Gloria Serobe, executive director at Wiphold, would not say how much the investment company would be selling cement for in SA, but said that the company’s pricing structure would be very competitive.
But, Chinese imports in the clothing and textile industry have caused large-scale job losses. Local factories have been forced to scale back because they could not compete with the cheap prices offered by their Asian counterparts. Serobe said that this would not be an issue in the construction industry as there was a shortage in cement.
“We still have a long way to go before we’ll have a situation where the factories will close down. Instead what’s happening now is that people are closing down their business because there’s a shortage in cement,” she said.
Asked about quality assurance and labour practices in China, Serobe said that they were confident that Jidong met the relevant criteria.
Serobe said that Wiphold has been looking for opportunities to extend its operational involvement outside the financial services sector. She said that the company had developed a new portfolio where it will house its infrastructure assets and that this trading partnership with Jidong is their first asset.
Wiphold has shareholdings in Old Mutual, Nedbank, Mutual and Federal, Futuregrowth and Legae Securities in the financial services sector, as well as shareholdings in Telkom, Distell, Afrisun Leisure, Adcorp and others.
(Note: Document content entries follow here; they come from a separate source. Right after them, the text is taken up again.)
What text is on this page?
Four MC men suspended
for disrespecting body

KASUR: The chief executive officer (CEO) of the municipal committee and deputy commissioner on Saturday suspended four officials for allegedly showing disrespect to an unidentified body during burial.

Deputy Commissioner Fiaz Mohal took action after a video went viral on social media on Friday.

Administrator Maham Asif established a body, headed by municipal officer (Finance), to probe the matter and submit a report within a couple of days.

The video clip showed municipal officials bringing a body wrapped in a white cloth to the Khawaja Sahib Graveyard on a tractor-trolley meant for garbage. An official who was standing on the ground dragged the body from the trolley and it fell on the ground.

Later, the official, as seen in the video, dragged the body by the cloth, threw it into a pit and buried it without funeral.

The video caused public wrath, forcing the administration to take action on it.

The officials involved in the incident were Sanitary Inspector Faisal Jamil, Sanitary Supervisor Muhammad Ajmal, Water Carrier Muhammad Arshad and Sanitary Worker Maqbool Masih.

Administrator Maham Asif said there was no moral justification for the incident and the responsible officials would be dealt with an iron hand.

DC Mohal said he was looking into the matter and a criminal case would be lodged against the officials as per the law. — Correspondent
Jiuzhou Yu, deputy chairman of Jidong said that if the agreement with Wiphold is a success, the company would build a cement plant in South Africa.
“Our Dunshi brand cement is currently delivered to Southeast Asia, America and Nigeria. We look forward to Wiphold expanding our markets and believe there is much opportunity in South Africa and on the African continent,” he said.
According to a study prepared for the Presidency, the capacity of the four major local cement producers was approximately 14,8m tons last year and with the government’s R400bn infrastructure plan underway, producers expect to increase local supply to 21,4m tons by 2011.
Serobe said that Jidong produced 25m tons of cement every year, more than what local companies combined produce, proving that they have the capacity to meet South Africa’s cement challenges.
The plan is to ship bagged cement from China to Durban harbour and have it delivered direct to the customer at docking stations, Serobe said.
“Currently, Lafarge is importing 10% of its total cement volumes, or 600 000 tons a year. Because of such shortages, the local economy has seen price hikes of up to 20% for bagged cement from Lafarge in the past five months and Holcim’s 9,9% increase in January is expected to be followed by another in July,” she said.
“Expanding our operations to support infrastructure development underpins economic growth and will play a part for job creation, a successful 2010 and more broadly for the transformation challenges of South Africa and the continent.”